Why is the probability of a reaction with molecularity higher than $3$ very rare?

The rate of reaction,$A + B \rightarrow \text{product}$,is $7.2 \times 10^{-2} \ mol \ dm^{-3} \ s^{-1}$ at $[A] = 0.4 \ mol \ dm^{-3}$ and $[B] = 0.1 \ mol \ dm^{-3}$. The reaction is first order in $A$ and second order in $B$. Calculate the rate constant.

For the reaction $2A + B \rightarrow \text{product}$,the rate of the reaction is $15 \times 10^{-2} \ mol \ dm^{-3} \ sec^{-1}$ when $[A] = 0.3 \ mol \ dm^{-3}$ and $[B] = 0.05 \ mol \ dm^{-3}$. What is the value of the rate constant if the reaction is first order in both the reactants?
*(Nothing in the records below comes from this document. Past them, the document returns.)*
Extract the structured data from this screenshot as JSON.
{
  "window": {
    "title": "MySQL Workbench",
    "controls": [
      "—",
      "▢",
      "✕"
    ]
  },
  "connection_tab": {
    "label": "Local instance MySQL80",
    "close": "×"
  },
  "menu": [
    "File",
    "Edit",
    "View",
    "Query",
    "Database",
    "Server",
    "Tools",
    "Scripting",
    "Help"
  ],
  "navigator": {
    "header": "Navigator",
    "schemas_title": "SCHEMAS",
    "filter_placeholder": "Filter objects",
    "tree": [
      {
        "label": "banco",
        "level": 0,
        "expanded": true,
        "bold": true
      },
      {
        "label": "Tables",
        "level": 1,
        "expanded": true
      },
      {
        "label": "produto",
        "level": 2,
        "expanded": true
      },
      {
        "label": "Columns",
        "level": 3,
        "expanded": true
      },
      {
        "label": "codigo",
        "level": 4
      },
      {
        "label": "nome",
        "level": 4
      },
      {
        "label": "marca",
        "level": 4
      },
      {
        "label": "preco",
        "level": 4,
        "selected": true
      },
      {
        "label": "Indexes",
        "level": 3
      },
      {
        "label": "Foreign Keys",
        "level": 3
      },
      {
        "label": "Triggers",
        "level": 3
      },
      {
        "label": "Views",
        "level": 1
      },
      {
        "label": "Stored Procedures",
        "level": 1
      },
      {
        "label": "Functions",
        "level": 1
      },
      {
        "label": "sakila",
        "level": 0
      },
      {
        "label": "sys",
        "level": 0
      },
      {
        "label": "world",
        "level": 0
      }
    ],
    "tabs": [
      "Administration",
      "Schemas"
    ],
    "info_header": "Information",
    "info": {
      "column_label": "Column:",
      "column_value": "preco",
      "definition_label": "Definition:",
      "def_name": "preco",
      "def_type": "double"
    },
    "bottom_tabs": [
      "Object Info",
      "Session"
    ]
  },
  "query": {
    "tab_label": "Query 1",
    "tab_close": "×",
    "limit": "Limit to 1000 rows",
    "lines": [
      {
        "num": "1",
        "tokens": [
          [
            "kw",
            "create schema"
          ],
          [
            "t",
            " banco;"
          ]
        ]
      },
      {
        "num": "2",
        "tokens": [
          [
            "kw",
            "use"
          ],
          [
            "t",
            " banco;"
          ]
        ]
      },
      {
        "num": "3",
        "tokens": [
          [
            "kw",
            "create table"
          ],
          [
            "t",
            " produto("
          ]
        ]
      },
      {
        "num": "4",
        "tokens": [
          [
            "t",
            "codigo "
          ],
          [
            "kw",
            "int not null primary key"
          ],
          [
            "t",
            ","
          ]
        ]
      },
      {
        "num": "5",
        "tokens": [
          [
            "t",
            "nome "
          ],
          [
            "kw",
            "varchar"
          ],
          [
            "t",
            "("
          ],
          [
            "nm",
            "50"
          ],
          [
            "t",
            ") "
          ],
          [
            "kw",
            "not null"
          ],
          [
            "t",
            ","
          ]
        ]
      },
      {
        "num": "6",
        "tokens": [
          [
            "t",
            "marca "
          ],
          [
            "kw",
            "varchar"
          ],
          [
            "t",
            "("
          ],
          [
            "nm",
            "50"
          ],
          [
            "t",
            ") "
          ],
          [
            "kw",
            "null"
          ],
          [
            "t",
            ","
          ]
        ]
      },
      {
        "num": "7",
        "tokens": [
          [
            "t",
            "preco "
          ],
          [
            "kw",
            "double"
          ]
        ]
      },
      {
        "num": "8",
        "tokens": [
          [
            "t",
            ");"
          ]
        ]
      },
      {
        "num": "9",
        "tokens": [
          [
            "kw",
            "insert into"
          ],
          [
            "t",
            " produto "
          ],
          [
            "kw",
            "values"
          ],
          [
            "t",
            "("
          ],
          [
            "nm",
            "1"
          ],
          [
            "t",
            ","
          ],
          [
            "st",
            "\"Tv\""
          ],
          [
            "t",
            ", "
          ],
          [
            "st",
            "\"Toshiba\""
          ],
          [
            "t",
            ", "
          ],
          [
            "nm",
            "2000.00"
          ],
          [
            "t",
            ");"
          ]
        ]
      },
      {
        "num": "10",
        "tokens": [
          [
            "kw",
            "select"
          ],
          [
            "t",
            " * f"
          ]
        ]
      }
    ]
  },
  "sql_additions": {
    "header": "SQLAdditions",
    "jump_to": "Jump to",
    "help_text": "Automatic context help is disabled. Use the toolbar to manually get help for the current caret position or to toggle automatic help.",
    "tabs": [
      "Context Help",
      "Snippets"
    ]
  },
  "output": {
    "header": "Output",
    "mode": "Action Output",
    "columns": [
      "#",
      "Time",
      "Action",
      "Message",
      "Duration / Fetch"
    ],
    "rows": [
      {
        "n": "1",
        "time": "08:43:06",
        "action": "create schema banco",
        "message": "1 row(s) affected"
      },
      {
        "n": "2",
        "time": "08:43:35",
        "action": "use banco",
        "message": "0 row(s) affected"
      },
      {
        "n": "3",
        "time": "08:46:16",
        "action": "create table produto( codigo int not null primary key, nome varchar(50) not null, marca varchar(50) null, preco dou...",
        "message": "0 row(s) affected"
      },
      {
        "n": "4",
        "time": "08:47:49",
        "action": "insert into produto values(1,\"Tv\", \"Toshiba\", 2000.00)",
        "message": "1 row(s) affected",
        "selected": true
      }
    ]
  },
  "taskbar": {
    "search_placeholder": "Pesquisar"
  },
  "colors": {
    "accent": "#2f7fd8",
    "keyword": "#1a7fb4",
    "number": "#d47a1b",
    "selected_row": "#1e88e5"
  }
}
$A$ chemical reaction takes place in two steps as follows:
$(i) \ NO_2Cl_{(g)} \xrightarrow{K_1} NO_{2(g)} + Cl_{(g)}$
$(ii) \ NO_2Cl_{(g)} + Cl_{(g)} \xrightarrow{K_2} NO_{2(g)} + Cl_{2(g)}$
Identify the reaction intermediate.

The following results have been obtained during the kinetic studies of the reaction:
$2 A + B \rightarrow C + D$

Experiment	$[A] / mol \, L^{-1}$	$[B] / mol \, L^{-1}$	Initial rate of formation of $D / mol \, L^{-1} \, min^{-1}$
$I$	$0.1$	$0.1$	$6.0 \times 10^{-3}$
$II$	$0.3$	$0.2$	$7.2 \times 10^{-2}$
$III$	$0.3$	$0.4$	$2.88 \times 10^{-1}$
$IV$	$0.4$	$0.1$	$2.40 \times 10^{-2}$

Determine the rate law and the rate constant for the reaction.